Bill Pullman and company give us a frontier story heavy on atmosphere and rich in character definition, which promises an interesting pay off in a landscape of genuine authenticity.
Authentic westerns are a dying breed. Times change, people move on while certain examples only mature over time rather than diminishing with age. However for every Wild Bunch or Once Upon A Time In The West, there are long winded self-indulgent money pits like The Postman. Creating something of genuine interest without an overabundance of cliché, stereotype or ponderous running time is hard for people to do. Which is why The Ballad of Lefty Brown not only comes as quite the surprise but will make a welcome addition amongst select company.

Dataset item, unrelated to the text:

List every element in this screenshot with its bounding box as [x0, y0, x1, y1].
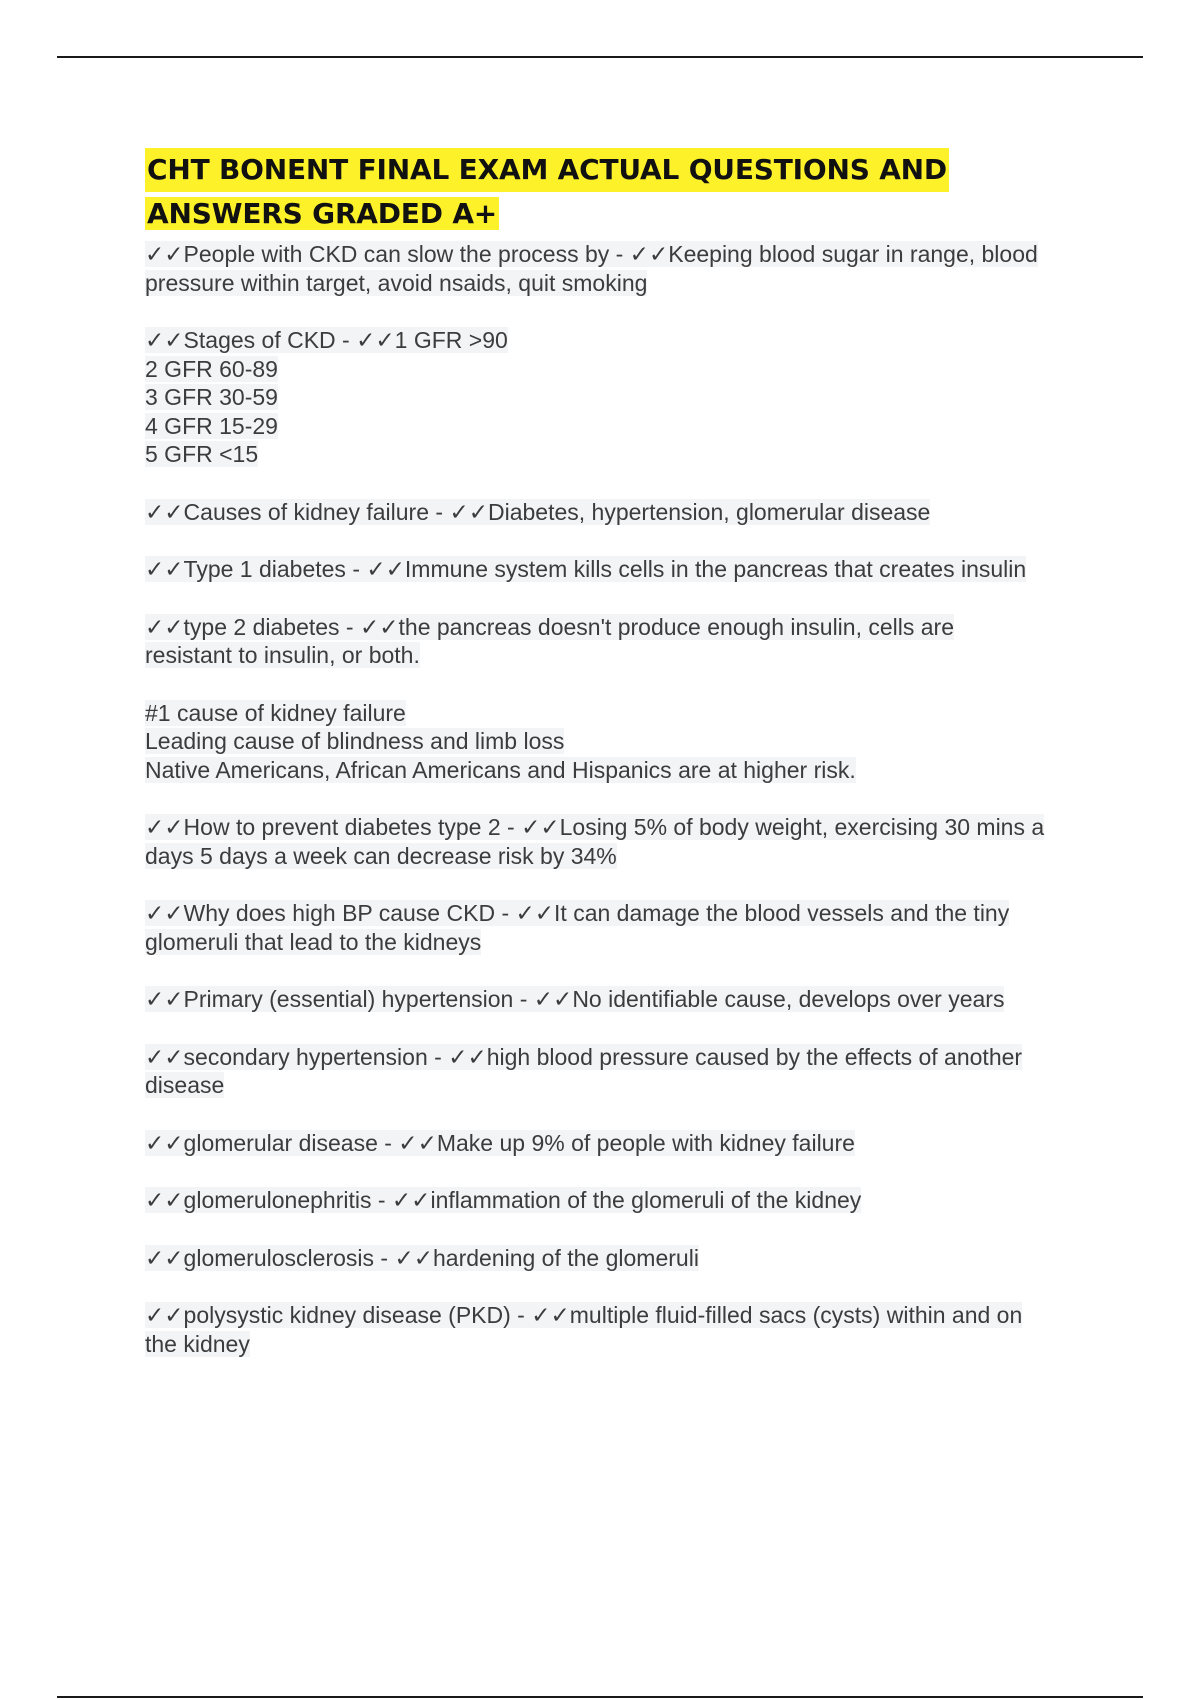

What writer-director Jared Moshe has done here is not only hand Bill Pullman the best role he has had for some time, but also crafted a Western thoroughbred worthy of remembrance. Encompassing panoramic vistas, perpetually burnished with endless stretches of arid scrubland this is a film of resonance. Settlements days apart, vigilante justice metered out for bounty and a frontier providing more character than lesser films could manage in twice the time. However what many will remember most from The Ballad of Lefty Brown besides that scenery and sense of Western heritage is Pullman’s performance.
Cloaked beneath a nest of grey chin whiskers, hunkered down in an accent so deep it’s almost caricature, Pullman is given time to inhabit this man and make him live. Ably supported by Tommy Flanagan, Kathy Baker and a fleeting Peter Fonda this is more Outlaw Josey Wales and Two Mules for Sister Sara than Unforgiven or Open Range.
Forever on the fringes of history rather than making it, Lefty is replete with good manners but permanently dressed down. Never his own man but rather half of one whole, the loyalty, friendship and lifelong allegiance he gives is matched only by a similar stubbornness when backed into a corner. If anything this is an underdog story lifted straight from western territory, but there is such commitment from both Pullman and his supporting actors that it is raised up regardless. Gunshot wounds, hangings and political intrigue are all given equal screen time, while spit and sawdust saloons, acrid heat and monsoon weather play their part.
Slightly pedestrian in pace but a solid western worthy of note, The Ballad of Lefty Brown is neither cinematic padding nor reinvention. Pullman and company give us a frontier story heavy on atmosphere and rich in character definition, which promises an interesting pay off in a landscape of genuine authenticity.